Sono numeri che in teoria dovrebbero piacere a Trump, eppure anche l’Australia è stata colpita sia dai dazi al 10 per cento che Trump ha imposto a moltissimi paesi del mondo, sia da dazi aggiuntivi sull’acciaio e sull’alluminio. Non è chiarissimo perché: ultimamente Trump si è lamentato molto del fatto che dal 2003 in Australia è di fatto vietato importare carne bovina dagli Stati Uniti (una norma presa per la cosiddetta epidemia di “mucca pazza” e mai cancellata).
Ormai da tempo gli australiani hanno sviluppato una pessima opinione di Trump: secondo un recente sondaggio soltanto il 36 per cento di loro ha un’opinione positiva nei suoi confronti – un dato più basso di 20 punti rispetto a luglio del 2024 – e l’81 per cento di loro ritiene che sia sbagliato imporre dazi per fare pressione sugli altri paesi e ottenere altri obiettivi. Al contempo l’80 per cento degli australiani ritiene che l’alleanza con gli Stati Uniti continui a essere importante per la sicurezza dell’Australia.
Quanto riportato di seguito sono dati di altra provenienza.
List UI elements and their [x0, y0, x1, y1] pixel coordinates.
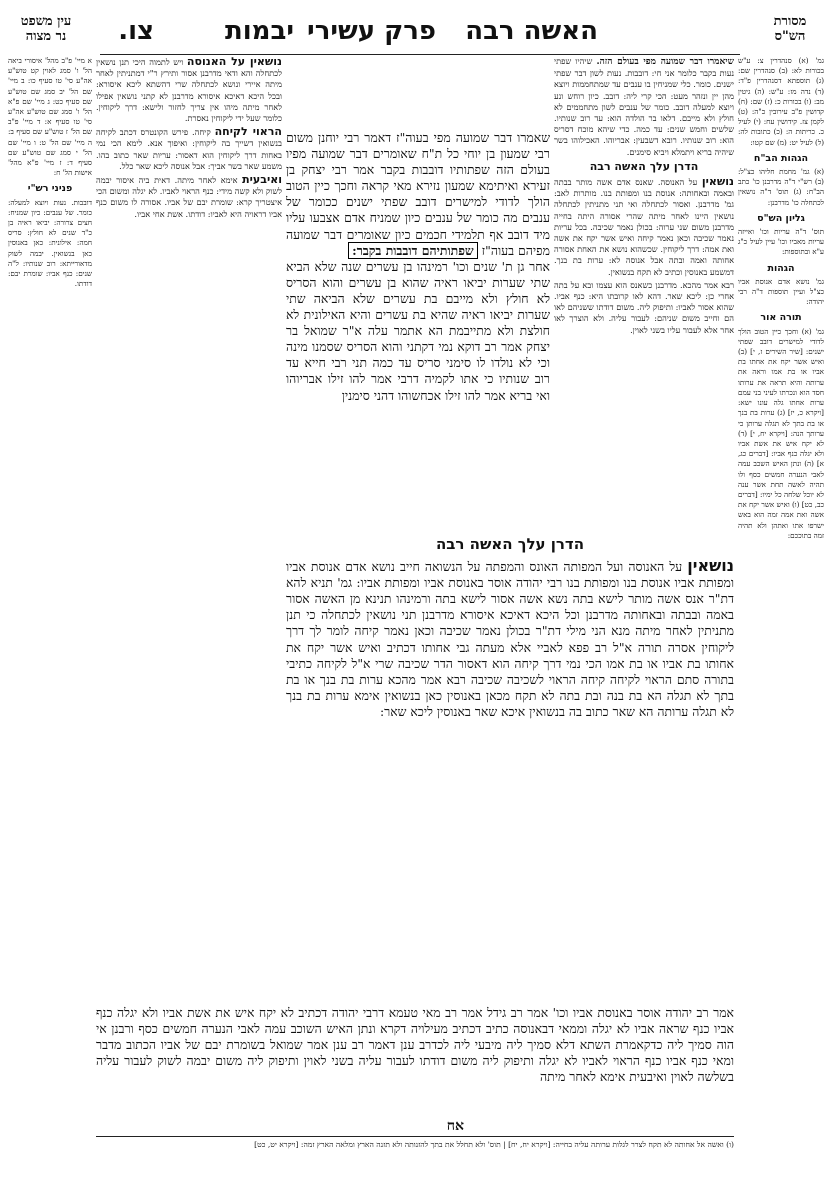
gemara-upper	[286, 130, 550, 530]
hagahot-title: הגהות	[767, 262, 795, 274]
hagahot-bach-text: (א) גמ' מחמת חליהו כצ"ל: (ב) רש"י ד"ה מדרבנן כו' כתב הב"ח: (ג) תוס' ד"ה נושאין לכתחלה כו' מדרבנן:	[738, 167, 824, 207]
gemara-bottom	[96, 1005, 734, 1133]
rashi-part-2	[554, 176, 734, 278]
rashi-intro	[554, 56, 734, 158]
gemara-para-4: אמר רב יהודה אוסר באנוסת אביו וכו' אמר רב גידל אמר רב מאי טעמא דרבי יהודה דכתיב לא יקח איש את אשת אביו ולא יגלה כנף אביו כנף שראה אביו לא יגלה וממאי דבאנוסה כתיב דכתיב מעילויה דקרא ונתן האיש השוכב עמה לאבי הנערה חמשים כסף ורבנן אי הוה סמיך ליה כדקאמרת השתא דלא סמיך ליה מיבעי ליה לכדרב ענן דאמר רב ענן אמר שמואל בשומרת יבם של אביו הכתוב מדבר ומאי כנף אביו כנף הראוי לאביו לא יגלה ותיפוק ליה משום דודתו לעבור עליה בשני לאוין ותיפוק ליה משום יבמה לשוק לעבור עליה בשלשה לאוין ואיבעית אימא לאחר מיתה	[96, 1005, 734, 1085]
chapter-name: האשה רבה	[465, 16, 598, 46]
gemara-lower	[286, 530, 734, 1070]
header-rule	[100, 54, 740, 55]
rashi-hadran: הדרן עלך האשה רבה	[589, 159, 699, 173]
gemara-para-2: אחר גן ת' שנים וכו' רמינהו בן עשרים שנה שלא הביא שתי שערות יביאו ראיה שהוא בן עשרים והוא הסריס לא חולץ ולא מייבם בת עשרים שלא הביאה שתי שערות יביאו ראיה שהיא בת עשרים והיא האילונית לא חולצת ולא מתייבמת הא אתמר עלה א"ר שמואל בר יצחק אמר רב דוקא נמי דקתני והוא הסריס שסמנו מינה וכי לא נולדו לו סימני סריס עד כמה תני רבי חייא עד רוב שנותיו כי אתו לקמיה דרבי אמר להו זילו אבריוהו ואי בריא אמר להו זילו אכחשוהו דהני סימנין	[286, 258, 550, 403]
gemara-para-3	[286, 558, 734, 720]
tosafot-column	[96, 56, 282, 796]
page-number: צו.	[118, 16, 154, 46]
left-margin-header	[16, 14, 76, 44]
bottom-rule	[96, 1136, 734, 1137]
chapter-number: פרק עשירי	[307, 16, 436, 46]
tosafot-text-1: ויש לתמוה היכי תנן נושאין לכתחלה והא ודאי מדרבנן אסור ותירץ ר"י דמתניתין לאחר מיתה איירי ונושא לכתחלה שרי דהשתא ליכא איסורא: ובכל היכא דאיכא איסורא מדרבנן לא קתני נושאין אפילו לאחר מיתה מיהו אין צריך לחזור ולישא: דרך ליקוחין. כלומר שעל ידי ליקוחין נאסרת.	[96, 57, 282, 124]
tosafot-lead-2: הראוי לקיחה	[214, 125, 282, 139]
left-margin-column	[8, 56, 92, 1056]
gemara-boxed-phrase: שפתותיהם דובבות בקבר:	[348, 242, 478, 259]
masoret-title: מסורת הש"ס	[773, 14, 807, 44]
rashi-text-2: על האנוסה. שאנס אדם אשה מותר בבתה ובאמה ובאחותה: אנוסת בנו ומפותת בנו. מותרות לאב: גמ' מדרבנן. ואסור לכתחלה ואי תני מתניתין לכתחלה נושאין היינו לאחר מיתה שהרי אסורה היתה בחייה מדרבנן משום שני ערוה: בכולן נאמר שכיבה. בכל עריות נאמר שכיבה וכאן נאמר קיחה ואיש אשר יקח את אשה ואת אמה: דרך ליקוחין. שכשהוא נושא את האחת אסורה אחותה ואמה ובתה אבל אנוסה לא: ערות בת בנך. דמשמע באנוסין וכתיב לא תקח בנשואין.	[554, 177, 734, 277]
hagahot-bach-title: הגהות הב"ח	[753, 152, 809, 164]
torah-or-title: תורה אור	[760, 312, 802, 324]
right-margin-column	[738, 56, 824, 1096]
tosafot-lead: נושאין על האנוסה	[186, 56, 282, 68]
tosafot-text-2: קיחה. פירש הקונטרס דכתב לקיחה בנשואין דשייך בה ליקוחין: ואיפוך אנא. לימא הכי נמי באחות דרך ליקוחין הוא דאסור: עריות שאר כתוב בהו. משמע שאר בשר אביך: אבל אנוסה ליכא שאר כלל.	[96, 127, 282, 171]
torah-or-text: גמ' (א) וחכך כיין הטוב הולך לדודי למישרים דובב שפתי ישנים: [שיר השירים ז, י] (ב) ואיש אשר יקח את אחתו בת אביו או בת אמו וראה את ערותה והיא תראה את ערותו חסד הוא ונכרתו לעיני בני עמם ערות אחתו גלה עונו ישא: [ויקרא כ, יז] (ג) ערות בת בנך או בת בתך לא תגלה ערותן כי ערותך הנה: [ויקרא יח, י] (ד) לא יקח איש את אשת אביו ולא יגלה כנף אביו: [דברים כג, א] (ה) ונתן האיש השכב עמה לאבי הנערה חמשים כסף ולו תהיה לאשה תחת אשר ענה לא יוכל שלחה כל ימיו: [דברים כב, כט] (ו) ואיש אשר יקח את אשה ואת אמה זמה הוא באש ישרפו אתו ואתהן ולא תהיה זמה בתוככם:	[738, 326, 824, 540]
tosafot-lead-3: ואיבעית	[242, 173, 282, 187]
gilyon-text: תוס' ד"ה עריות וכו' ואייזה עריות מאביו וכו' עיין לעיל כ"ג ע"א ובתוספות:	[738, 227, 824, 257]
rashi-text-1: שיהיו שפתי נעות בקבר כלומר אני חי: דובבות. נעות לשון דבר שפתי ישנים. כומר. כלי שמניחין בו ענבים עד שמתחממות ויוצא מהן יין ונזהר מעט: הכי קרי ליה: דובב. כיון רוחש ונע ויוצא למעלה דובב. כומר של ענבים לשון מתחממים לא חולץ ולא מייבם. דלאו בר הולדה הוא: עד רוב שנותיו. שלשים וחמש שנים: עד כמה. כדי שיהא מוכח דסריס הוא: רוב שנותיו. רובא דשבעין: אבריוהו. האכילוהו בשר שיהיה בריא ויתמלא ויביא סימנים.	[554, 56, 734, 157]
gemara-para-1	[286, 130, 550, 259]
gemara-text-1: שאמרו דבר שמועה מפי בעוה"ז דאמר רבי יוחנן משום רבי שמעון בן יוחי כל ת"ח שאומרים דבר שמועה מפיו בעולם הזה שפתותיו דובבות בקבר אמר רבי יצחק בן זעירא ואיתימא שמעון נזירא מאי קראה וחכך כיין הטוב הולך לדודי למישרים דובב שפתי ישנים ככומר של ענבים מה כומר של ענבים כיון שמניח אדם אצבעו עליו מיד דובב אף תלמידי חכמים כיון שאומרים דבר שמועה מפיהם בעוה"ז	[286, 130, 550, 258]
gemara-text-3: על האנוסה ועל המפותה האונס והמפתה על הנשואה חייב נושא אדם אנוסת אביו ומפותת אביו אנוסת בנו ומפותת בנו רבי יהודה אוסר באנוסת אביו ומפותת אביו: גמ' תניא להא דת"ר אנס אשה מותר לישא בתה נשא אשה אסור לישא בתה ורמינהו תנינא מן האשה אסור באמה ובבתה ובאחותה מדרבנן וכל היכא דאיכא איסורא מדרבנן תני נושאין לכתחלה כי תנן מתניתין לאחר מיתה מנא הני מילי דת"ר בכולן נאמר שכיבה וכאן נאמר קיחה לומר לך דרך ליקוחין אסרה תורה א"ל רב פפא לאביי אלא מעתה גבי אחותו דכתיב ואיש אשר יקח את אחותו בת אביו או בת אמו הכי נמי דרך קיחה הוא דאסור הדר שכיבה שרי א"ל לקיחה כתיבי בתורה סתם הראוי לקיחה קיחה הראוי לשכיבה שכיבה רבא אמר מהכא ערות בת בנך או בת בתך לא תגלה הא בת בנה ובת בתה לא תקח מכאן באנוסין כאן בנשואין אימא ערות בת בנך לא תגלה ערותה הא שאר כתוב בה בנשואין איכא שאר באנוסין ליכא שאר:	[286, 559, 734, 719]
rashi-lead: שיאמרו דבר שמועה מפי בעולם הזה.	[596, 57, 734, 67]
ein-mishpat-text: א מיי' פ"ב מהל' איסורי ביאה הל' ו' סמג לאוין קט טוש"ע אה"ע סי' טו סעיף כו: ב מיי' שם הל' יב סמג שם טוש"ע שם סעיף כט: ג מיי' שם פ"א הל' ו' סמג שם טוש"ע אה"ע סי' טו סעיף א: ד מיי' פ"ב שם הל' ז טוש"ע שם סעיף ב: ה מיי' שם הל' ט: ו מיי' שם הל' י סמג שם טוש"ע שם סעיף ד: ז מיי' פ"א מהל' אישות הל' ח:	[8, 56, 92, 178]
page-header	[0, 10, 834, 48]
tractate-name: יבמות	[224, 16, 294, 46]
gilyon-title: גליון הש"ס	[757, 212, 805, 224]
ein-mishpat-title: עין משפט נר מצוה	[20, 14, 72, 44]
pninei-rashi-text: דובבות. נעות ויוצא למעלה: כומר. של ענבים: כיון שמניח: חצים צרורה: יביאו ראיה בן כ"ד שנים לא חולץ: סריס חמה: אילונית: כאן באנוסין כאן בנשואין. יבמה לשוק מדאורייתא: רוב שנותיו: ל"ה שנים: כנף אביו: שומרת יבם: דודתו.	[8, 197, 92, 289]
tosafot-part-1	[96, 56, 282, 124]
bottom-footnote: (ו) ואשה אל אחותה לא תקח לצרר לגלות ערותה עליה בחייה: [ויקרא יח, יח] | תוס' ולא תחלל את בתך להזנותה ולא תזנה הארץ ומלאה הארץ זמה: [ויקרא יט, כט]	[254, 1140, 734, 1149]
mishna-lead-word: נושאין	[687, 556, 734, 576]
masoret-text: גמ' (א) סנהדרין צ: ע"ש בכורות לא: (ב) סנהדרין שם: (ג) תוספתא דסנהדרין פ"ד: (ד) נדה מז: ע"ש: (ה) גיטין מב: (ו) בכורות כ: (ז) שם: (ח) קדושין פ"ב עירובין כ"ה: (ט) לקמן צז. קידושין עח: (י) לעיל כ. כריתות ה: (כ) כתובות לה: (ל) לעיל יט: (מ) שם קטו:	[738, 56, 824, 147]
hadran-title: הדרן עלך האשה רבה	[435, 535, 585, 553]
catchword: אח	[446, 1118, 464, 1134]
rashi-text-3: רבא אמר מהכא. מדרבנן כשאנס הוא עצמו ובא על בתה אחרי כן: ליכא שאר. דהא לאו קרובתו היא: כנף אביו. שהוא אסור לאביו: ותיפוק ליה. משום דודתו ששניהם לאו הם וחייב משום שניהם: לעבור עליה. ולא הוצרך לאו אחר אלא לעבור עליו בשני לאוין.	[554, 279, 734, 335]
pninei-rashi-title: פניני רש"י	[27, 183, 73, 195]
tosafot-part-2	[96, 126, 282, 172]
rashi-lead-2: נושאין	[701, 175, 734, 189]
hagahot-text: גמ' נושא אדם אנוסת אביו כצ"ל ועיין תוספות ד"ה רבי יהודה:	[738, 276, 824, 307]
tosafot-part-3	[96, 174, 282, 220]
right-margin-header	[760, 14, 820, 44]
tosafot-text-3: אימא לאחר מיתה. דאית ביה איסור יבמה לשוק ולא קשה מידי: כנף הראוי לאביו. לא יגלה ומשום הכי איצטריך קרא: שומרת יבם של אביו. אסורה לו משום כנף אביו דראויה היא לאביו: דודתו. אשת אחי אביו.	[96, 175, 282, 219]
Il primo ministro australiano Anthony Albanese (a sinistra) e il leader dell’opposizione Peter Dutton durante un dibattito, il 7 aprile 2025 (Dan Peled/Getty Images)
È plausibile pensare che gli australiani sceglieranno quale partito votare anche in base a chi riterranno più abile nell’avere a che fare con Trump.
Alcuni osservatori mettono in relazione il recente aumento di consensi per il Partito Laburista al loro approccio più duro verso Trump. Altri ritengono invece che sia stato Dutton, il leader del Partito Liberale, a perdere consensi perché troppo allineato a Trump: sull’immigrazione, sui diritti civili, sulla necessità di ridurre sussidi e ridimensionare l’amministrazione pubblica. Altri ancora pensano semplicemente che votare per Dutton, e quindi cambiare il partito al governo, sia un po’ un salto nel vuoto dato il clima di estrema incertezza di questi mesi.
Al momento i sondaggi danno i Laburisti in leggero vantaggio sui Liberali, dopo mesi in cui questi ultimi erano stati davanti. In ogni caso sembra difficile che un partito riesca a ottenere la maggioranza per governare da solo, come accadde nel 2022: per formare un governo quasi sicuramente dovranno allearsi con partiti più piccoli.